Há no entanto uma reduzidíssima possibilidade de que os homens de cinzento tenham sentido ou pressentido, detectado com os seus narizes, o gás revelador da presença e da intenção que telepaticamente transferi para os espaços vitais e necessários à expansão dos seus vácuos decretórios. Se isso não passa de suspeita infundada de quem não gosta de passar uma noite a trabalhar para o boneco, também não vou chorar, sequer amuar, ou morder a fronha asseada onde assento a cabeça de menino a quem nunca foi dado o chupa-chupa da absolvição, do reconhecimento, o doce da consolação merecida. Porque ainda tenho forças para levantar-me novamente e teimar, cambaleando, encostando-me aqui e ali, evitando sujar as mãos ou gatinhar como eles com as barrigas a lamberem as lamas da explicação fácil. Daqui, meus senhores cinzentos, pardas almas, ainda consigo manter funcional a capacidade para fixar os olhos num ponto móvel iluminado, esperando o lock perfeito no centro do esplendor, possível e ao alcance de qualquer um numa singela noite de vigília. E por aqui me vou indo, imaginando, medindo e considerando com cuidado, se isso for absolutamente necessário para manter respeito por realismos, a irrelevância ou pouco interesse que esta exposição encerra para aqueles que dormem com as consciências limpas a pensarem na bola redonda e no amor-livre masturbativo.

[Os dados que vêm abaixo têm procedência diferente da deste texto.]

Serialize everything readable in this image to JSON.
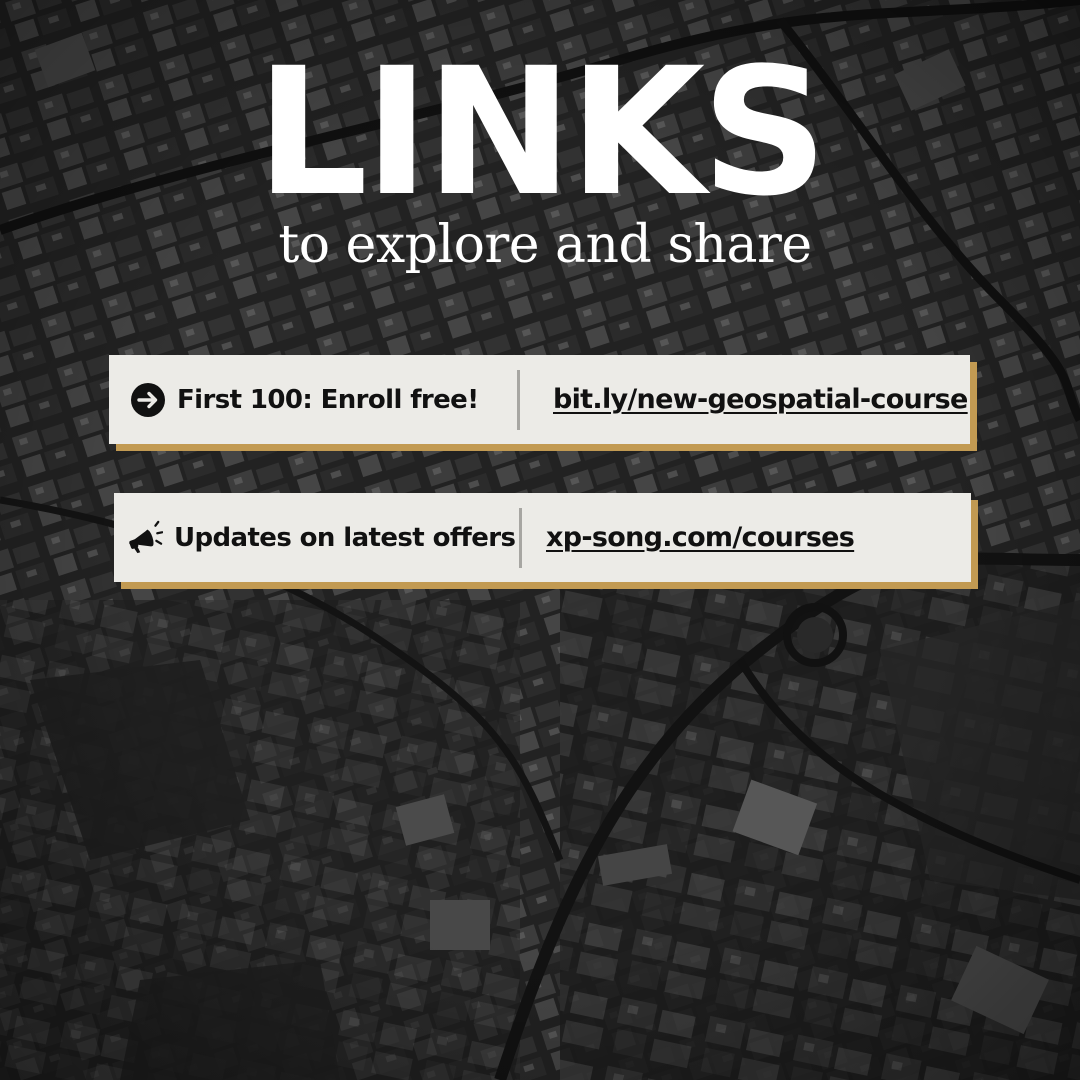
{
  "header": {
    "title": "LINKS",
    "subtitle": "to explore and share"
  },
  "links": [
    {
      "icon": "arrow-right-circle-icon",
      "label": "First 100: Enroll free!",
      "url_text": "bit.ly/new-geospatial-course"
    },
    {
      "icon": "megaphone-icon",
      "label": "Updates on latest offers",
      "url_text": "xp-song.com/courses"
    }
  ],
  "colors": {
    "card_background": "#ecebe7",
    "card_shadow_accent": "#c29a52",
    "text_dark": "#111111",
    "title_text": "#ffffff"
  }
}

E estendo este braço esquerdo e esta mão direita. Estendo-os sem ideias preconcebidas baseadas em percentagens. E sacrifícios, pois bem, se os há ou houver nesta procura, são de amor puro e dedicação à Nação-querida-da-minha-alma-lusitana, mãe de dez milhões de cidadãos de todas as idades e proprietária orgulhosa dum par de belíssimas e curvilíneas auto-estradas.